The growth of the church and its adjacent complex over a century has been significant evidence of the social role Christchurch has continued to play in the local Anglican community.

Additions and alterations to the place were made in the 1980s.

== Description ==
The building is a fine sandstone church with a simple but sensitively designed interior. It forms part of a group of buildings which includes a separate dwelling, "Southall" to the west of the property and a fine stand of trees between the two. The roof is slate and the sandstone is local.

It is a fine example of a Victorian Academic Gothic style church with high quality sandstone detailing and a prominent slate pitched roof to the main body of the church and the tower.

=== Condition ===

As at 5 January 2011, sections of the slate roof require careful removal and rehanging, as the nails holding the slates have corroded and need replacement. The tower roof, valleys, ridges and loose slates are the most urgent. A recent insurance inspection report gave the church an excellent report (2011 grant application).
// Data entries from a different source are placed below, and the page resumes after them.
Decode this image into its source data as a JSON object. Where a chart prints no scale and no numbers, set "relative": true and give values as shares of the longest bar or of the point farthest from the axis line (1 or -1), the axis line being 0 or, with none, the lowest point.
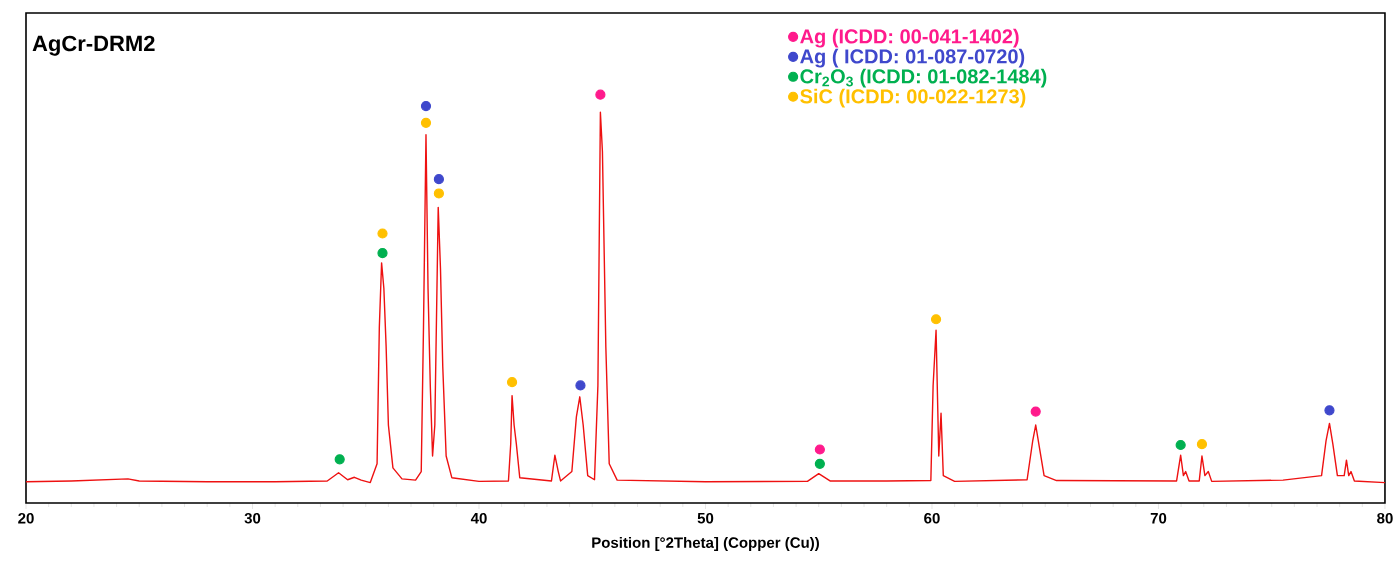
{
  "chart_data": {
    "type": "line",
    "relative": true,
    "title": "AgCr-DRM2",
    "xlabel": "Position [°2Theta] (Copper (Cu))",
    "xlim": [
      20,
      80
    ],
    "xticks": [
      20,
      30,
      40,
      50,
      60,
      70,
      80
    ],
    "legend": "top right",
    "grid": false,
    "series": [
      {
        "color": "#ee1111",
        "marker": "none",
        "x": [
          20,
          22,
          24.5,
          25,
          28,
          31,
          33.3,
          33.8,
          34.2,
          34.5,
          34.8,
          35.2,
          35.5,
          35.6,
          35.7,
          35.8,
          35.9,
          36.0,
          36.2,
          36.6,
          37.2,
          37.45,
          37.55,
          37.66,
          37.75,
          37.85,
          37.95,
          38.05,
          38.2,
          38.3,
          38.4,
          38.55,
          38.8,
          40,
          41.3,
          41.4,
          41.46,
          41.55,
          41.65,
          41.8,
          43.2,
          43.35,
          43.5,
          43.6,
          44.1,
          44.3,
          44.45,
          44.6,
          44.8,
          45.1,
          45.25,
          45.36,
          45.45,
          45.6,
          45.75,
          46.1,
          50,
          54.5,
          55.0,
          55.5,
          58,
          59.95,
          60.05,
          60.18,
          60.3,
          60.4,
          60.5,
          61,
          64.2,
          64.45,
          64.58,
          64.75,
          64.95,
          65.5,
          70.8,
          70.98,
          71.1,
          71.2,
          71.35,
          71.8,
          71.92,
          72.05,
          72.2,
          72.35,
          75.5,
          77.2,
          77.4,
          77.55,
          77.7,
          77.9,
          78.2,
          78.3,
          78.4,
          78.5,
          78.65,
          80
        ],
        "values": [
          0.052,
          0.054,
          0.059,
          0.054,
          0.052,
          0.052,
          0.054,
          0.074,
          0.057,
          0.063,
          0.056,
          0.05,
          0.096,
          0.431,
          0.588,
          0.526,
          0.383,
          0.191,
          0.086,
          0.059,
          0.056,
          0.077,
          0.431,
          0.902,
          0.526,
          0.287,
          0.115,
          0.191,
          0.724,
          0.574,
          0.335,
          0.115,
          0.062,
          0.053,
          0.054,
          0.144,
          0.263,
          0.191,
          0.144,
          0.062,
          0.054,
          0.117,
          0.077,
          0.054,
          0.077,
          0.211,
          0.26,
          0.191,
          0.067,
          0.057,
          0.287,
          0.957,
          0.861,
          0.383,
          0.096,
          0.056,
          0.052,
          0.053,
          0.072,
          0.054,
          0.054,
          0.055,
          0.287,
          0.423,
          0.115,
          0.22,
          0.067,
          0.053,
          0.057,
          0.153,
          0.191,
          0.134,
          0.067,
          0.055,
          0.054,
          0.117,
          0.067,
          0.077,
          0.054,
          0.054,
          0.115,
          0.067,
          0.077,
          0.053,
          0.056,
          0.067,
          0.153,
          0.195,
          0.144,
          0.067,
          0.067,
          0.105,
          0.067,
          0.077,
          0.054,
          0.05
        ]
      },
      {
        "type": "scatter",
        "name": "Ag (ICDD: 00-041-1402)",
        "color": "#ff1a8c",
        "marker": "circle",
        "x": [
          45.36,
          55.05,
          64.58
        ],
        "values": [
          1,
          0.131,
          0.224
        ]
      },
      {
        "type": "scatter",
        "name": "Ag ( ICDD: 01-087-0720)",
        "color": "#3f48cc",
        "marker": "circle",
        "x": [
          37.66,
          38.23,
          44.48,
          77.55
        ],
        "values": [
          0.972,
          0.793,
          0.288,
          0.227
        ]
      },
      {
        "type": "scatter",
        "name": "Cr$_{2}$O$_{3}$ (ICDD: 01-082-1484)",
        "color": "#00b050",
        "marker": "circle",
        "x": [
          33.85,
          35.74,
          55.05,
          70.98
        ],
        "values": [
          0.107,
          0.612,
          0.096,
          0.142
        ]
      },
      {
        "type": "scatter",
        "name": "SiC (ICDD: 00-022-1273)",
        "color": "#ffc000",
        "marker": "circle",
        "x": [
          35.74,
          37.66,
          38.23,
          41.46,
          60.18,
          71.92
        ],
        "values": [
          0.66,
          0.931,
          0.758,
          0.296,
          0.45,
          0.144
        ]
      }
    ]
  }
}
=== Modifications and dates ===
- 1961added the eastern transept, according to the original plans
- 1980sadditions and alterations.
- 2010$9,000 currently being spent on replacing wiring in the church. A few damaged roof tiles were repaired – supporting nails have corroded/need replacement (grant application)
- 2013–2014$30,000 spent replacing slate on tower, since original slate had rusted and was unsafe

== Heritage listing ==
As at 15 December 2005, Christ Church Springwood is a fine example of a Victorian Academic Gothic style church featuring high quality sandstone detailing. Extensions to the church to create the chancel, north transept and tower are in keeping with Sulman's original design. The interior of the church has an unusually peaceful atmosphere created by the use of pale sandstone and stained timber and restrained detailing.

The church is a significant landmark on the Great Western Highway.

The Christ Church has high local significance as the principal centre for Anglicanism in the lower Blue Mountains for over 110 years. The growth of the church and its adjacent complex over a century has been significant evidence of the social role Christ Church has continued to play for the local Anglican community. The major pieces of church furniture are highly significant memorials to the leading players in the creation of the building in the Victorian period.

The Christ Church Springwood is built to the design of John Sulman, a significant architect of the late 19th and early 20th century. Sulman was also a renowned educator and was responsible for the Sulman Medal, the highest award for architectural design in NSW.

The Christ Church Anglican Church was listed on the New South Wales State Heritage Register on 2 April 1999.